Was ist zu diesem Buch zu sagen? Es sind äußerst kurze Geschichten. Man könnte sie fast als winzig bezeichnen; Anekdoten allerdings sind es nicht: dazu fehlt ihnen das Gelehrsame. Manches von ihnen überschreitet die Grenze zur Glosse, wenn auch, wie mir scheint, eher halbherzig.
Die Ideen sind nett, aber keineswegs neu, mit einigem skurrilen Humor umgesetzt und insgesamt sehr scharf, sehr eng gefasst, wie es bei winzigen Geschichten nicht anders möglich ist. Auch die Dialoge sind, und da kann man den Autor tatsächlich aus der Masse hervorheben, gut genug, um daran nicht zu verzweifeln. Gute Dialoge zu schreiben: das scheint den meisten deutschen Autoren doch eher noch ein Niemandsland zu sein. Gunmann hat die grobe Vermessung dieses Gebietes mit Anstand hinter sich gebracht; Neues, Begeisterndes oder auch nur Solides braucht dann wohl noch einiges an Zeit.

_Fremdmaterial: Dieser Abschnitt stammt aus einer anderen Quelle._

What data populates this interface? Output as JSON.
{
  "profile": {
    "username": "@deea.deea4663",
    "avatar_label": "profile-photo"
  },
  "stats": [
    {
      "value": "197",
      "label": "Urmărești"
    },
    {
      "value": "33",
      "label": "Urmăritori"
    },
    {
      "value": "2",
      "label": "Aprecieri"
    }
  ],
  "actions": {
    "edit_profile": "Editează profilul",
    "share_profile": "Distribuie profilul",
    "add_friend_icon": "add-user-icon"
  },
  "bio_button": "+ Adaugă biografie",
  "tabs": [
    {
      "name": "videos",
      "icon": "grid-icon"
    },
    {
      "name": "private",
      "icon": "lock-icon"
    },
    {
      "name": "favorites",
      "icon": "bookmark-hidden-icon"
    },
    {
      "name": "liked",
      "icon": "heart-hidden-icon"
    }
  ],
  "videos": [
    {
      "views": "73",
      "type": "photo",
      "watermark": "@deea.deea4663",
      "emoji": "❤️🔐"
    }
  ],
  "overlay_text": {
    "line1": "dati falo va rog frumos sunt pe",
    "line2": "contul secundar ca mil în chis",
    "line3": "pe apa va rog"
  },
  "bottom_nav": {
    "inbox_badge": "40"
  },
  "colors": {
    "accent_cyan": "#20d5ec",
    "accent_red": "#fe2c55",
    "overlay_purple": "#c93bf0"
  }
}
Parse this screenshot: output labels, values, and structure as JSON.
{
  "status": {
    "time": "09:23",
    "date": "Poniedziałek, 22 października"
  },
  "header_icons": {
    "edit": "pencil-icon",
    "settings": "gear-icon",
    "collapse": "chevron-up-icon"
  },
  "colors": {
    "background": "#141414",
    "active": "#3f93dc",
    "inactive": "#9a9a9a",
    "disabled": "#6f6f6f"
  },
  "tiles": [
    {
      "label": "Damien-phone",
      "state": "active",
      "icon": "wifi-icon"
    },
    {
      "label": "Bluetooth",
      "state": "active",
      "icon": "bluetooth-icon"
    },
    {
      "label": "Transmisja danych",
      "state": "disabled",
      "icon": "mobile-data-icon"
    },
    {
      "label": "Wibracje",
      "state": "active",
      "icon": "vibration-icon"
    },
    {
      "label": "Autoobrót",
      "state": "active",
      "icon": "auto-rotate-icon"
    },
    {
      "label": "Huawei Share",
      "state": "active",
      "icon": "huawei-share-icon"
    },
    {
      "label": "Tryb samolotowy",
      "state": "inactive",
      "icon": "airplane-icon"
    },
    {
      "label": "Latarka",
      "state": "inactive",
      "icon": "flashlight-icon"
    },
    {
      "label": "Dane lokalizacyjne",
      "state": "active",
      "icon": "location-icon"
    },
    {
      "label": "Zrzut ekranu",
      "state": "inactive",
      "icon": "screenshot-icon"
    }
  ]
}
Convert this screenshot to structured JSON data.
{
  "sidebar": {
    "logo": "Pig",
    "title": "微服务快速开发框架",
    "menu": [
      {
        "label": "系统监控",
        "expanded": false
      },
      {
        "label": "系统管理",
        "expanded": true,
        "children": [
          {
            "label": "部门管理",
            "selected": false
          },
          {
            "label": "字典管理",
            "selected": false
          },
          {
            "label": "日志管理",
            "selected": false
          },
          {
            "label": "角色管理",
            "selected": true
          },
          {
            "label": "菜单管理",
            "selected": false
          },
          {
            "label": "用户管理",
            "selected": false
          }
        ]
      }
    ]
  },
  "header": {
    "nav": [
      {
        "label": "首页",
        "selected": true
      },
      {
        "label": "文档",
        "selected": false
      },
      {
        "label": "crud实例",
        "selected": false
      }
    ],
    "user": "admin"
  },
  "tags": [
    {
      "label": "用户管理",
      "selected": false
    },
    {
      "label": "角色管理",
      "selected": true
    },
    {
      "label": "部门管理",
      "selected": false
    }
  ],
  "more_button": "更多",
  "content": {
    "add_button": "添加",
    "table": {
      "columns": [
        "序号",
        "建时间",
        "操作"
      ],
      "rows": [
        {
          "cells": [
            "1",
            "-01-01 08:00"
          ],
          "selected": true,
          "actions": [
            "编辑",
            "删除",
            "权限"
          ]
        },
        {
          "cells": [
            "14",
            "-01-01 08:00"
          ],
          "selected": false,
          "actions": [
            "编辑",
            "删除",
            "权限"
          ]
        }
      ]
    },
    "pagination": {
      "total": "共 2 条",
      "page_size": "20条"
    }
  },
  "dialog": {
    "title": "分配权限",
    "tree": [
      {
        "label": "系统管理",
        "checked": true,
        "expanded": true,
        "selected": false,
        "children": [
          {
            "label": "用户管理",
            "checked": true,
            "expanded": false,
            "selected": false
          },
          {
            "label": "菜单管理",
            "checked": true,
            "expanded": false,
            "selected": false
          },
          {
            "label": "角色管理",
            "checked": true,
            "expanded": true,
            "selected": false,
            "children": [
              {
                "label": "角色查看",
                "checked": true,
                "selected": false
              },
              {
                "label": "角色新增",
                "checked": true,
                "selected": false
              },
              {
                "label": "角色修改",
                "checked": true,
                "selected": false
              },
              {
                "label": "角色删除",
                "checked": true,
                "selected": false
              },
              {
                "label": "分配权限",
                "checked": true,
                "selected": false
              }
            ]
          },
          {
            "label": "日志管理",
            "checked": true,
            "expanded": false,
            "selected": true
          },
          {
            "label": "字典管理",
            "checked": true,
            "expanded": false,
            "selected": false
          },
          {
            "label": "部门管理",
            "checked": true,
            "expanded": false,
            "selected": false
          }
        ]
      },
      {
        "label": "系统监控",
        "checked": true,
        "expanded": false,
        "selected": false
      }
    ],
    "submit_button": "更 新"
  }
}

Einiges Negatives muss man allerdings auch hervorkehren. So ist die Leserorientierung schwach, manchmal gar nicht existent. Mit Leserorientierung meine ich die Orientierung des Lesers in Raum und Zeit. Nun darf sich die humorvolle Literatur einiges erlauben, was sich die ernstere Spannungsliteratur nicht leisten darf. Eine fehlende Orientierung des Lesers allerdings gehört nicht dazu.
Gleich die erste Geschichte beginnt folgendermaßen:
30. Oktober, kurz vor Mitternacht.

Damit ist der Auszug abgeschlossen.